The UK on Wednesday accused two Russian nationals–allegedly linked to the GRU–of involvement in the Skripal poisoning back in March. The Russian government says it has no idea who the men are, and anyway there’s no way it will agree to extradite them. But London has gotten a European Arrest Warrant issued against the two men, so their ability to travel without winding up in custody should be pretty well curtailed.

AMERICAS

BRAZIL

Just a day after likely Workers’ Party presidential candidate Fernando Haddad was hit with corruption charges, and a few days after frontrunner Luiz Inácio Lula da Silva was denied permission to run for president due to his own corruption conviction, center-right candidate Geraldo Alckmin has now been charged with corruption as well, relating to campaign finance issues. I don’t know what’s happening in Brazil but I do know that the chances are looking better and better for far right candidate Jair Bolsonaro to win October’s election.

UNITED STATES

Finally, at the Guardian, columnist Madeleine Schwartz wonders if Donald Trump marks the end of “Atlanticism” or if maybe it was already on its way out:

But has Trump really ruined the transatlantic relationship? Headlines since the 1960s would suggest the relationship declined long before he took office. “The widening Atlantic” and “Atlantis Lost” – these are titles of books and newspaper articles that have appeared for decades. Like a couple that thrives on breakups and resolutions, its crises only fuel its perceived importance. Already in 1965, Henry Kissinger, whose name figures prominently in the history of transatlanticism, wrote a book called The Troubled Partnership: A Reappraisal of the Atlantic Alliance that argued that the partnership between the US and Europe was under deep strain, then because of Charles de Gaulle. (The book was a flop. The only place it sold, Kissinger later joked, was at the bookstore that had mistakenly placed it on the relationships shelf.)

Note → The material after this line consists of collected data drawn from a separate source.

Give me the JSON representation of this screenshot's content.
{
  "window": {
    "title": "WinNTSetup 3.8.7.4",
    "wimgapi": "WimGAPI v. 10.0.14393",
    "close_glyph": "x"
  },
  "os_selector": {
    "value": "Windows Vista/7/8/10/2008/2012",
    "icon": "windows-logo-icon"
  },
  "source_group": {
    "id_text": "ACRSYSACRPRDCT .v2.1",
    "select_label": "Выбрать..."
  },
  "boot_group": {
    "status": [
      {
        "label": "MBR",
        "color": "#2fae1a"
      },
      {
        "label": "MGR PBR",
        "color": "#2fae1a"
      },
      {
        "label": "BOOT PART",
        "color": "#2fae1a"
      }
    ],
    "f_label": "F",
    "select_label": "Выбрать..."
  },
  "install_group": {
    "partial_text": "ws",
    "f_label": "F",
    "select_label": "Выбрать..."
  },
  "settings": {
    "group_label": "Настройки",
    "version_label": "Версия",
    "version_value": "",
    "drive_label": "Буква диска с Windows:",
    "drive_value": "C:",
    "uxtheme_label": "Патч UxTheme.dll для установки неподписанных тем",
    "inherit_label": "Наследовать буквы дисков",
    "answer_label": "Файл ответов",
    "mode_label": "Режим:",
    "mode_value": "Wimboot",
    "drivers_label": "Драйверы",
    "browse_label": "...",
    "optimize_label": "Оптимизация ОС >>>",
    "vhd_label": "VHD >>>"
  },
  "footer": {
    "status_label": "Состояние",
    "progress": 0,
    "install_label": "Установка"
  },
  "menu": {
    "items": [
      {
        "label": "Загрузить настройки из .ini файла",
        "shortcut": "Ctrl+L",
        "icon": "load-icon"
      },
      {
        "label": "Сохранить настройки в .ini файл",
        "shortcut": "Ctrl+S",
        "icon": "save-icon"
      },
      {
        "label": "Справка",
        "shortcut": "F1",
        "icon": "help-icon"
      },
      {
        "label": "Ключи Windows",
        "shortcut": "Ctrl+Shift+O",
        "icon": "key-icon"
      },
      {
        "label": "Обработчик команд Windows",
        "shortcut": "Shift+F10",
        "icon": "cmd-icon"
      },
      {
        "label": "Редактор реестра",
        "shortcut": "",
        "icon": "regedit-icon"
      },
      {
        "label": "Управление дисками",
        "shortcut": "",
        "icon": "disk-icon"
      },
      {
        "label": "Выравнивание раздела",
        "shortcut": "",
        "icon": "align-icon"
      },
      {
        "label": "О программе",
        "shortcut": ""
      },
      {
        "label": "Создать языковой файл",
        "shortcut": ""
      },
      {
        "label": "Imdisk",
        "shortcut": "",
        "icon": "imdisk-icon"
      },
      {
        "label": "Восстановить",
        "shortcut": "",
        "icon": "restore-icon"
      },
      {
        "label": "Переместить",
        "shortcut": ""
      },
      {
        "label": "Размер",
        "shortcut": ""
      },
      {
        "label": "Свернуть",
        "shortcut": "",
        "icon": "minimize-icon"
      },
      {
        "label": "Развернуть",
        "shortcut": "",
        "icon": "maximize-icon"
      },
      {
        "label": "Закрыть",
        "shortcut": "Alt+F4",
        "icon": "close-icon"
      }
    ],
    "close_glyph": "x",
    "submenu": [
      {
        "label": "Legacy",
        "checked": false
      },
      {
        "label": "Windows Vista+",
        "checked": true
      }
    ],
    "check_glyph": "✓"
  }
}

Why, then, has the idea of the transatlantic relationship as the axis of world stability stayed around? Since the mid-60s, many of the structures that formed the basis of the original “post-world order” have eroded or disappeared. The US no longer heaps billions of dollars in aid upon Europe, as it did before 1951; international currencies are no longer tied to an external monetary policy designed in New Hampshire, as they were before 1971; countries that were once part of the Soviet Union are themselves Nato members. Even as the alliance between the US and Europe has waned, the concept of a free world built on transatlantic pillars has lived on as a powerful political idea. This is not because of the partnership itself, poorly defined and shifting, as much an ideological construction as an institution. Is it possible that the panic about the collapse of Atlanticism is really a panic about who is in charge? Lurking underneath the turbulent Atlantic waters lies nostalgia for American power and the idea that a few well-educated men could ensure world security.